As with other Rust projects, you will have to complile yourself. Download rust, clone this repo, `cd` into it, and then run:
`cargo install --path=.`
To install into `$PATH` as `tidk`.
## Usage
Below is some usage guidance. From 0.2.3 onwards there have been breaking changes to the CLI interface. They will be pointed out below, and in the release changelog.
### Build
Before using `tidk find`, you will need to fetch the data using `tidk build`. You can do this from version 0.2.6 onwards.
### Explore
`tidk explore` will attempt to find the simple telomeric repeat unit in the genome provided. It will report this repeat in its canonical form (e.g. TTAGG -> AACCT). Unlike previous versions, only a simple TSV is printed to STDOUT. Use the `distance` parameter to search only in a proportion of the chromosome arms. The default is 1% of the length of the chromosome either side, but feel free to change this.
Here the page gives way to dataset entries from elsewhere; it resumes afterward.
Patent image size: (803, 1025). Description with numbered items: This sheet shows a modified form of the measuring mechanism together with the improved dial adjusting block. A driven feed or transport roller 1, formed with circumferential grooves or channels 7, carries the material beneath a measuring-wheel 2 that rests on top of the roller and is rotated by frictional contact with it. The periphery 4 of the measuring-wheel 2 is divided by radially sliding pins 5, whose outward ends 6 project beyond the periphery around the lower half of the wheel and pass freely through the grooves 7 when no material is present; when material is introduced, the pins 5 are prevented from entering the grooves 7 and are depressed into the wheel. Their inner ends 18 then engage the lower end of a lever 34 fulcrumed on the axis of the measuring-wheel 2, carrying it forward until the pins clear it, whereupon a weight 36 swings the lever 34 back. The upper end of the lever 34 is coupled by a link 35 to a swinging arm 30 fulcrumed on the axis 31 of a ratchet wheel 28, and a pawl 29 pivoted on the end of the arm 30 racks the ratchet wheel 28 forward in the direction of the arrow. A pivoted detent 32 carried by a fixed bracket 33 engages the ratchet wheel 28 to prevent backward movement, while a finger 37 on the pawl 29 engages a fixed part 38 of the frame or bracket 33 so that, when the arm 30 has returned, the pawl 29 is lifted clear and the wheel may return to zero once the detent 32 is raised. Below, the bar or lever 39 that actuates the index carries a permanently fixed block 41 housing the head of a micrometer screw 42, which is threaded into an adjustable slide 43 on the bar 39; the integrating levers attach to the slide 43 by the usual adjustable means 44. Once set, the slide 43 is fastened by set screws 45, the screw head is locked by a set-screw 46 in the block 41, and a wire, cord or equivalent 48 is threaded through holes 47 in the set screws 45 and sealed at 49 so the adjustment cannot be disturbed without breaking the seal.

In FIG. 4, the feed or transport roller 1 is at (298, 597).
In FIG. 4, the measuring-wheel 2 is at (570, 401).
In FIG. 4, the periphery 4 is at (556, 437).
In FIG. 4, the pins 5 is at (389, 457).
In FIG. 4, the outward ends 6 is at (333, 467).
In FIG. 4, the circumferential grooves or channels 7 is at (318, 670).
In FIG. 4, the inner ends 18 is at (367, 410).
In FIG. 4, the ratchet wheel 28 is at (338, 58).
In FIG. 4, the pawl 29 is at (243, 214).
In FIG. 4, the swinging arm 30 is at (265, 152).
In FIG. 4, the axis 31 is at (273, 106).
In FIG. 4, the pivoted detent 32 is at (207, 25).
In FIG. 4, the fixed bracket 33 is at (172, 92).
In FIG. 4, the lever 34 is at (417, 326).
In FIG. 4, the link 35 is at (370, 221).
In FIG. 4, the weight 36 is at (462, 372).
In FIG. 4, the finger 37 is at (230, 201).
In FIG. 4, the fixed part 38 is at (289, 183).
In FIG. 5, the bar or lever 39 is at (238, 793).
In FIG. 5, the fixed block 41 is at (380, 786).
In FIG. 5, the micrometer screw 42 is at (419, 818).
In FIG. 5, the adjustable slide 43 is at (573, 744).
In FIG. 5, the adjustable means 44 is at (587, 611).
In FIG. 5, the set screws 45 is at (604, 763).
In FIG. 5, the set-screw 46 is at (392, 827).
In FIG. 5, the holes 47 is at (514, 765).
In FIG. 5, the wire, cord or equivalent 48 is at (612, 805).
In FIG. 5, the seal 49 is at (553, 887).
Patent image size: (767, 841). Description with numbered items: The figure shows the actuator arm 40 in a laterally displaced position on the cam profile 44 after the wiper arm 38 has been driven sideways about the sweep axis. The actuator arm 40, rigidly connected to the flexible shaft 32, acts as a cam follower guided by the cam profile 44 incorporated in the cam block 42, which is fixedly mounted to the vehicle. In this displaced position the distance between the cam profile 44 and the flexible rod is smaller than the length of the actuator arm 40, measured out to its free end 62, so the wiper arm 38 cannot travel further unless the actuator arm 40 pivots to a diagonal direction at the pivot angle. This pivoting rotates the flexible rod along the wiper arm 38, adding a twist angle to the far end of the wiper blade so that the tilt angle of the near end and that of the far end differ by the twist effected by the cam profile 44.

In particular with raw reads (PacBio), I'd recommend setting the distance flag to 0.5 (`--distance 0.5` or `--distance=0.5`), to process the full length of each read.
For example:
`tidk explore --minimum 5 --maximum 12 fastas/iyBomHort1_1.20210303.curated_primary.fa > out.tsv` searches the genome for repeats from length 5 to length 12 sequentially on the Bombus hortorum genome.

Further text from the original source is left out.